Beitrag von Oliver Naujoks »

Axel hat geschrieben: 23. Jan 2020, 18:29
Oliver Naujoks hat geschrieben: 23. Jan 2020, 18:04 Das macht auch nix, die schaltet man eh nach wenigen Minuten weg und wünscht sich ganz, ganz schnell Rainer Brandt zurück.
Wie oben schon geschrieben: Nein! Diesen chauvinistischen und kunstfeindlichen Kram kann man sich nicht mehr antun! Bin ich froh, dass man in den 90ern irgendwann dazu hingekommen ist, die Synchros sehr nah am Original zu halten und Stümper wie der Brandt keine Filme und Serien mehr verunstalten können!

Ich würde mir gerne eine Neusynchro aller Spencer/Hill Filme wünschen die inhaltlich 1:1 gehalten sind!
Ich wäre normalerweise voll bei Dir. Aber. Frage: Hast Du mal in die Spencer/Hill Originale reingehört? Oder in die Originale von "Die 2"? Dann kommst Du von dem Trip ganz schnell wieder runter. Ganz schnell. Das ist deprimierend-ernüchternd dröge dann.

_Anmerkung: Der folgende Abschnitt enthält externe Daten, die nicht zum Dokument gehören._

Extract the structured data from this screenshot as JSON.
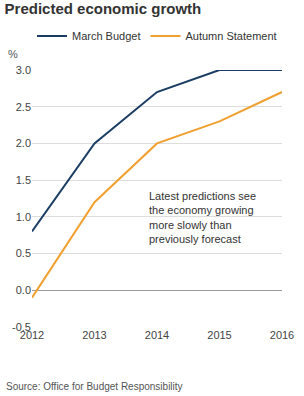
{
  "chart_data": {
    "type": "line",
    "title": "Predicted economic growth",
    "y_label": "%",
    "x": [
      2012,
      2013,
      2014,
      2015,
      2016
    ],
    "series": [
      {
        "name": "March Budget",
        "color": "#1c3d63",
        "values": [
          0.8,
          2.0,
          2.7,
          3.0,
          3.0
        ]
      },
      {
        "name": "Autumn Statement",
        "color": "#f0a030",
        "values": [
          -0.1,
          1.2,
          2.0,
          2.3,
          2.7
        ]
      }
    ],
    "xlim": [
      2012,
      2016
    ],
    "xticks": [
      2012,
      2013,
      2014,
      2015,
      2016
    ],
    "ylim": [
      -0.5,
      3.0
    ],
    "yticks": [
      -0.5,
      {
        "value": 0,
        "label": "0.0"
      },
      0.5,
      {
        "value": 1,
        "label": "1.0"
      },
      1.5,
      {
        "value": 2,
        "label": "2.0"
      },
      2.5,
      {
        "value": 3,
        "label": "3.0"
      }
    ],
    "grid": true,
    "legend": "top-left",
    "annotation": [
      "Latest predictions see",
      "the economy growing",
      "more slowly than",
      "previously forecast"
    ],
    "source": "Source: Office for Budget Responsibility"
  }
}
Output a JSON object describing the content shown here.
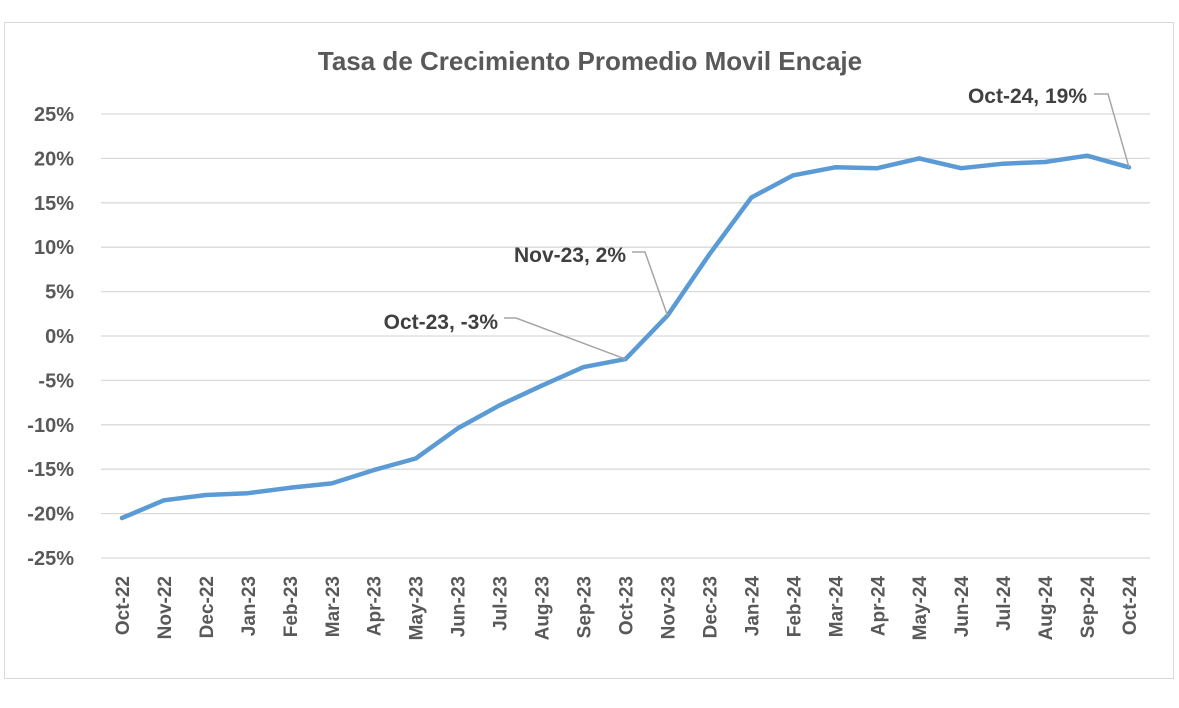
{
  "chart_data": {
    "type": "line",
    "title": "Tasa de Crecimiento Promedio Movil Encaje",
    "xlabel": "",
    "ylabel": "",
    "categories": [
      "Oct-22",
      "Nov-22",
      "Dec-22",
      "Jan-23",
      "Feb-23",
      "Mar-23",
      "Apr-23",
      "May-23",
      "Jun-23",
      "Jul-23",
      "Aug-23",
      "Sep-23",
      "Oct-23",
      "Nov-23",
      "Dec-23",
      "Jan-24",
      "Feb-24",
      "Mar-24",
      "Apr-24",
      "May-24",
      "Jun-24",
      "Jul-24",
      "Aug-24",
      "Sep-24",
      "Oct-24"
    ],
    "series": [
      {
        "values": [
          -20.5,
          -18.5,
          -17.9,
          -17.7,
          -17.1,
          -16.6,
          -15.1,
          -13.8,
          -10.4,
          -7.8,
          -5.6,
          -3.5,
          -2.6,
          2.3,
          9.2,
          15.6,
          18.1,
          19.0,
          18.9,
          20.0,
          18.9,
          19.4,
          19.6,
          20.3,
          19.0
        ],
        "color": "#5b9bd5"
      }
    ],
    "ylim": [
      -25,
      25
    ],
    "yticks": [
      -25,
      -20,
      -15,
      -10,
      -5,
      0,
      5,
      10,
      15,
      20,
      25
    ],
    "ytick_labels": [
      "-25%",
      "-20%",
      "-15%",
      "-10%",
      "-5%",
      "0%",
      "5%",
      "10%",
      "15%",
      "20%",
      "25%"
    ],
    "grid": true,
    "legend": "none",
    "annotations": [
      {
        "index": 12,
        "text": "Oct-23, -3%"
      },
      {
        "index": 13,
        "text": "Nov-23, 2%"
      },
      {
        "index": 24,
        "text": "Oct-24, 19%"
      }
    ],
    "colors": {
      "line": "#5b9bd5",
      "grid": "#d9d9d9",
      "text": "#595959",
      "label": "#404040",
      "leader": "#a6a6a6"
    }
  }
}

Rainer Brandt ist nicht kunstfeindlich, das ist selbst Kunst. Wer mir das nicht glaubt, wenn wir uns also über die Klosett-Frage nicht einigen können, der bekommt einen Gruß aus Solingen und muss fürchten, dass ihm mal jemand den Scheitel nachzieht oder sogar die Qualle aus dem Drömel haut! :mrgreen:
Und, ernsthafte Antwort: Für eine solche Nachsynchro gibt es schlicht NULL Markt. Oder nur einen sehr/zu kleinen.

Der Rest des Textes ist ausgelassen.